Le 6 janvier 2022, la Commission Nationale de l’Informatique et des Libertés (CNIL) a annoncé, suite à la publication de deux délibérations du 31 décembre 2021 au Journal Officiel de la République Française (JORF), avoir sanctionné les sociétés Google et Facebook en raison de leur non respect de la réglementation européenne en matière de cookies. Ces deux décisions s’inscrivent dans le mouvement, initié par la CNIL depuis plus de deux ans, de mise en conformité des acteurs français et étrangers éditant des sites ayant une forte fréquentation. La CNIL avait accordé un délai de mise en conformité aux acteurs du secteur pour qu’ils puissent répondre aux exigences des nouvelles règles en matière de traceurs. Depuis le 31 mars 2021, le délai étant arrivé à son terme, la CNIL a adopté près de 100 mesures correctrices, mises en demeure et sanctions notamment, en raison du non-respect de la réglementation sur les cookies.
Qu’est-ce qu’un cookie ?
Selon la CNIL, un cookie est « un fichier informatique, un traceur, déposé et lu par exemple lors de la consultation d’un site internet, de la lecture d’un courrier électronique, de l’installation ou de l’utilisation d’un logiciel ou d’une application mobile et ce, quel que soit le type de terminal utilisé (ordinateur, smartphone, liseuse numérique, console de jeux vidéos connectée à Internet, etc.) ». Le cookie reconnaît le terminal utilisé, et a pour intérêt de faciliter la navigation, de proposer des services personnalisés en collectant des informations lors de consultations de sites. L’utilisation des cookies est soumise au consentement de chaque utilisateur dès lors qu’ils ne sont pas strictement nécessaires au fonctionnement du site concerné.
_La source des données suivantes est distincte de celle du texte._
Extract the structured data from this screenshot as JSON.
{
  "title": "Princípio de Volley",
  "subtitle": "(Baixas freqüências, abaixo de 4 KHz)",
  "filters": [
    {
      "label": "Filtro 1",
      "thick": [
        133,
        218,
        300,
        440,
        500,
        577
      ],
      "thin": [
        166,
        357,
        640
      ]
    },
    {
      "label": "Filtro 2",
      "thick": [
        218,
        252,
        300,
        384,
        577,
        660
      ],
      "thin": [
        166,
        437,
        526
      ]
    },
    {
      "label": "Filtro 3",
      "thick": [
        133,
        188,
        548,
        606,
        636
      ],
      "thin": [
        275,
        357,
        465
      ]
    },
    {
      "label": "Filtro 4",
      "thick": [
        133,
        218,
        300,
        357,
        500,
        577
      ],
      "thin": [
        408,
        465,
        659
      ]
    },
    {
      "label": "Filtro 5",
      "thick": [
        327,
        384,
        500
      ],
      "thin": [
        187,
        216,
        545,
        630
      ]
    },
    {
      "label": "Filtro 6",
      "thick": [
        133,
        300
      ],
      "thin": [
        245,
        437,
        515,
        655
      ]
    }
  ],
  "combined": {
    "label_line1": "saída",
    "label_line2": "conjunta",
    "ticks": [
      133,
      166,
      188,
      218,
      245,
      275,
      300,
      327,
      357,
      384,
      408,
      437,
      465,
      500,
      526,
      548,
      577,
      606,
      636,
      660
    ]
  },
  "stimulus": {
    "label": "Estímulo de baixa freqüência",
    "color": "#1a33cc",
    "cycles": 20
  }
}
Il existe différents types de cookies. En premier lieu, il peut être cité les cookies techniques, pour lesquels notre consentement peut difficilement être refusé. En effet, ces cookies sont indispensables au bon fonctionnement d’un site internet. Ils permettent par exemple de savoir si l’utilisateur est connecté ou non à son espace personnel, de gérer la sélection de produits ou de services par les utilisateurs. Cette catégorie de cookies regroupe également les traceurs permettant de relever les statistiques et l’audience du site (nombre de visiteurs, rubriques visitées, repérage des dysfonctionnements du site, etc.).
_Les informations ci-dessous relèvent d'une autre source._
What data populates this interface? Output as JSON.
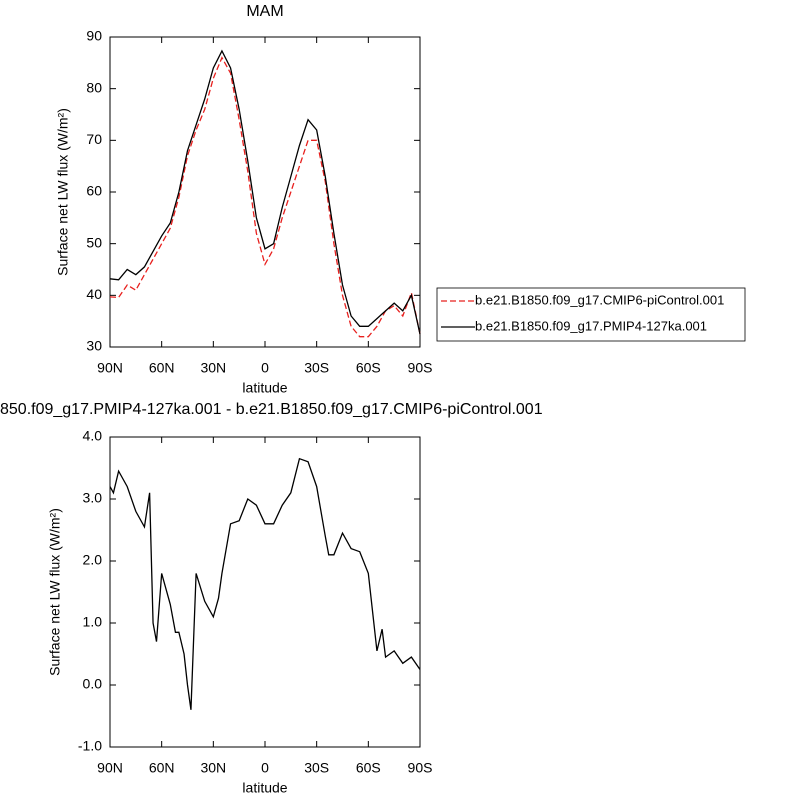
{
  "chart_data": [
    {
      "type": "line",
      "title": "MAM",
      "xlabel": "latitude",
      "ylabel": "Surface net LW flux (W/m²)",
      "x": [
        90,
        85,
        80,
        75,
        70,
        65,
        60,
        55,
        50,
        45,
        40,
        35,
        30,
        25,
        20,
        15,
        10,
        5,
        0,
        -5,
        -10,
        -15,
        -20,
        -25,
        -30,
        -35,
        -40,
        -45,
        -50,
        -55,
        -60,
        -65,
        -70,
        -75,
        -80,
        -85,
        -90
      ],
      "xlim": [
        90,
        -90
      ],
      "xticks": [
        {
          "value": 90,
          "label": "90N"
        },
        {
          "value": 60,
          "label": "60N"
        },
        {
          "value": 30,
          "label": "30N"
        },
        0,
        {
          "value": -30,
          "label": "30S"
        },
        {
          "value": -60,
          "label": "60S"
        },
        {
          "value": -90,
          "label": "90S"
        }
      ],
      "ylim": [
        30,
        90
      ],
      "yticks": [
        30,
        40,
        50,
        60,
        70,
        80,
        90
      ],
      "legend": "outside-right",
      "series": [
        {
          "name": "b.e21.B1850.f09_g17.CMIP6-piControl.001",
          "color": "#e8201e",
          "linestyle": "dashed",
          "values": [
            39.7,
            39.6,
            42,
            41,
            44,
            47,
            50,
            53,
            59,
            67,
            72,
            76,
            82,
            86,
            83,
            74,
            64,
            52,
            46,
            49,
            55,
            60,
            65,
            70,
            70,
            62,
            50,
            40,
            34,
            32,
            32,
            34,
            37,
            38,
            36,
            40.5,
            32.5
          ]
        },
        {
          "name": "b.e21.B1850.f09_g17.PMIP4-127ka.001",
          "color": "#000000",
          "linestyle": "solid",
          "values": [
            43.2,
            43,
            45,
            44,
            45.5,
            48.5,
            51.5,
            54,
            60,
            68,
            73,
            78,
            84,
            87.3,
            84,
            76,
            66,
            55,
            49,
            50,
            57,
            63,
            69,
            74,
            72,
            63,
            52,
            42,
            36,
            34,
            34,
            35.5,
            37,
            38.5,
            37,
            40,
            32.5
          ]
        }
      ]
    },
    {
      "type": "line",
      "title": "850.f09_g17.PMIP4-127ka.001 - b.e21.B1850.f09_g17.CMIP6-piControl.001",
      "xlabel": "latitude",
      "ylabel": "Surface net LW flux (W/m²)",
      "x": [
        90,
        88,
        85,
        80,
        75,
        70,
        67,
        65,
        63,
        60,
        55,
        52,
        50,
        47,
        45,
        43,
        40,
        35,
        30,
        27,
        25,
        20,
        15,
        10,
        5,
        0,
        -5,
        -10,
        -15,
        -20,
        -25,
        -30,
        -35,
        -37,
        -40,
        -45,
        -50,
        -55,
        -60,
        -65,
        -68,
        -70,
        -75,
        -80,
        -85,
        -90
      ],
      "xlim": [
        90,
        -90
      ],
      "xticks": [
        {
          "value": 90,
          "label": "90N"
        },
        {
          "value": 60,
          "label": "60N"
        },
        {
          "value": 30,
          "label": "30N"
        },
        0,
        {
          "value": -30,
          "label": "30S"
        },
        {
          "value": -60,
          "label": "60S"
        },
        {
          "value": -90,
          "label": "90S"
        }
      ],
      "ylim": [
        -1,
        4
      ],
      "yticks": [
        {
          "value": -1,
          "label": "-1.0"
        },
        {
          "value": 0,
          "label": "0.0"
        },
        {
          "value": 1,
          "label": "1.0"
        },
        {
          "value": 2,
          "label": "2.0"
        },
        {
          "value": 3,
          "label": "3.0"
        },
        {
          "value": 4,
          "label": "4.0"
        }
      ],
      "series": [
        {
          "color": "#000000",
          "linestyle": "solid",
          "values": [
            3.2,
            3.1,
            3.45,
            3.2,
            2.8,
            2.55,
            3.1,
            1.0,
            0.7,
            1.8,
            1.3,
            0.85,
            0.85,
            0.5,
            0.0,
            -0.4,
            1.8,
            1.35,
            1.1,
            1.4,
            1.8,
            2.6,
            2.65,
            3.0,
            2.9,
            2.6,
            2.6,
            2.9,
            3.1,
            3.65,
            3.6,
            3.2,
            2.4,
            2.1,
            2.1,
            2.45,
            2.2,
            2.15,
            1.8,
            0.55,
            0.9,
            0.45,
            0.55,
            0.35,
            0.45,
            0.25
          ]
        }
      ]
    }
  ]
}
Par ailleurs, existent les cookies d’applications tierces. Ceux-ci permettent de faire connaître ou bien de partager des contenus auprès d’autres personnes, et ce en particulier sur les réseaux sociaux. Même si le partage de contenu n’est pas utilisé, il est possible que les réseaux sociaux suivent la navigation des utilisateurs si leur compte est activé sur l’appareil utilisé au moment de la consommation du contenu.
Aussi, peuvent être cités les cookies partenaires publicitaires. Ce sont des cookies déposés par des sociétés autres que ceux du site visité. Ces sociétés sont souvent des partenaires commerciaux, ou des prestataires de publicité ciblée. Le responsable du site n’a pas de pouvoir d’action sur ces cookies qui sont gérés par d’autres sociétés. Un site accueillant des partenaires publicitaires est susceptible de leur transmettre des informations en lien avec les achats des clients, les produits consultés par exemple. En revanche, ces sociétés doivent traiter « de façon à garantir une sécurité appropriée » les données collectées dans le cadre de l’article 4 de la Loi n° 78-17 du 6 janvier 1978 relative à l’informatique, aux fichiers et aux libertés (Loi informatique et liberté).
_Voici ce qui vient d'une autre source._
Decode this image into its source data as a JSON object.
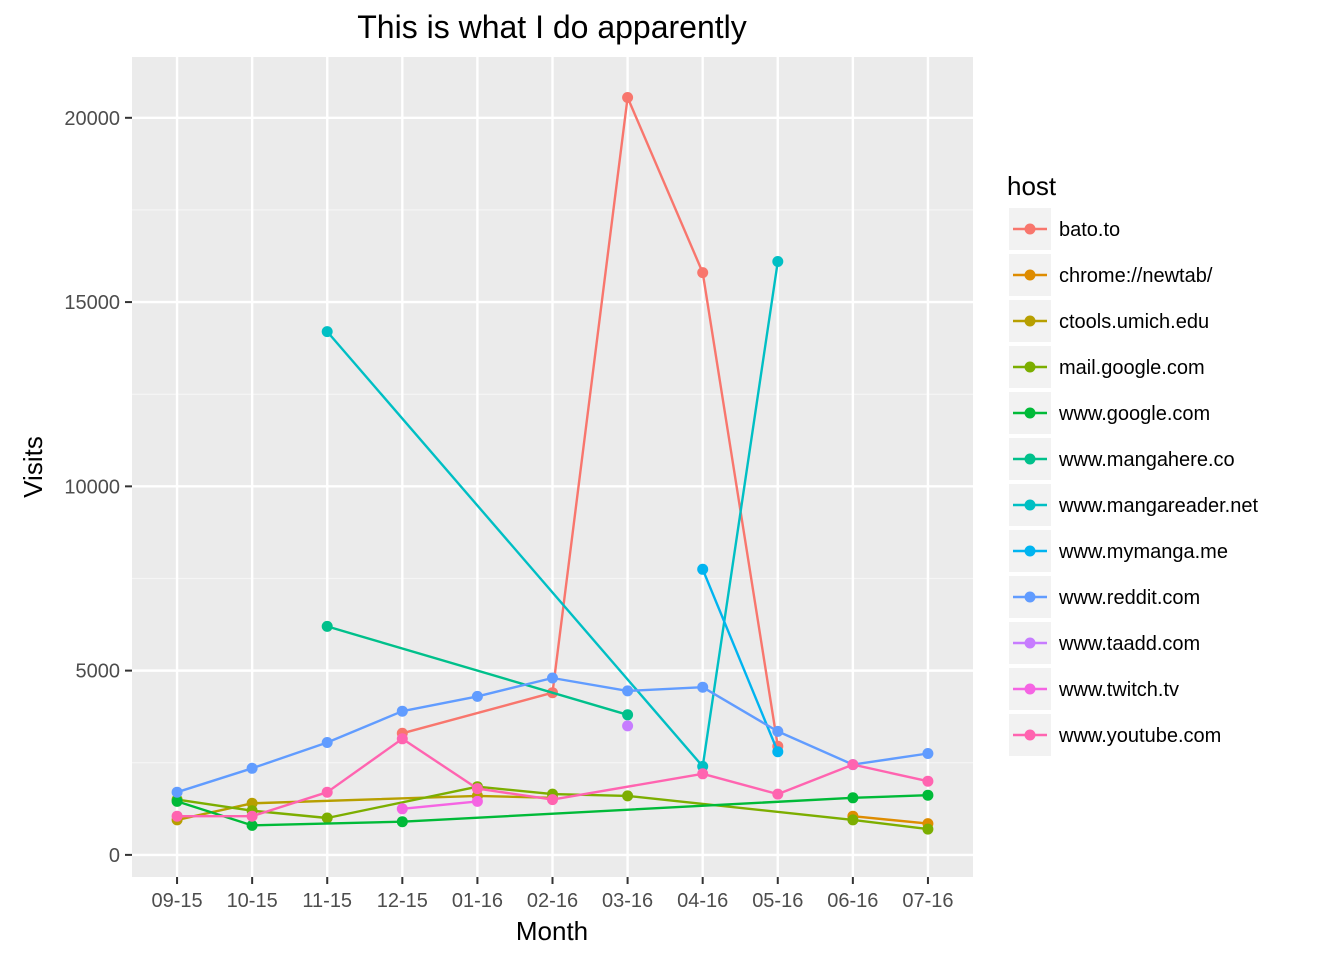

Enfin, les cookies optionnels peuvent être mentionnés. Ils sont destinés à améliorer l’expérience de l’utilisateur et à faciliter les recherches de ce dernier en proposant des produits et offres en lien avec ses centres d’intérêt. Pour exemple, il peut être citer l’affichage de bannières personnalisées, ou le système de recommandations de produits (dernier produit consulté, « vous aimerez aussi »).
Des sanctions lourdes pour Google et Facebook
C’est donc le 31 décembre dernier que la formation restreinte de la CNIL a pris deux délibérations sanctionnant les sociétés Google et Facebook pour leur non-respect de la réglementation en matière de cookies. Résultent de ces dernières une amende de 60 millions d’euros à l’encontre de Facebook, et une amende à hauteur de 150 millions d’euros pour Google (90 millions d’euros pour la société GOOGLE LLC et 60 millions d’euros pour la société GOOGLE IRELAND LIMITED). Les deux plateformes ont trois mois pour se mettre en conformité, à défaut « les sociétés devront chacune payer une astreinte de 100 000 € par jour de retard ». Il peut être souligné que Google avait d’ores et déjà été sanctionné de 100 millions d’euros d’amende en décembre 2020 car la société déposait des cookies publicitaires avant même que l’utilisateur ne prenne une décision.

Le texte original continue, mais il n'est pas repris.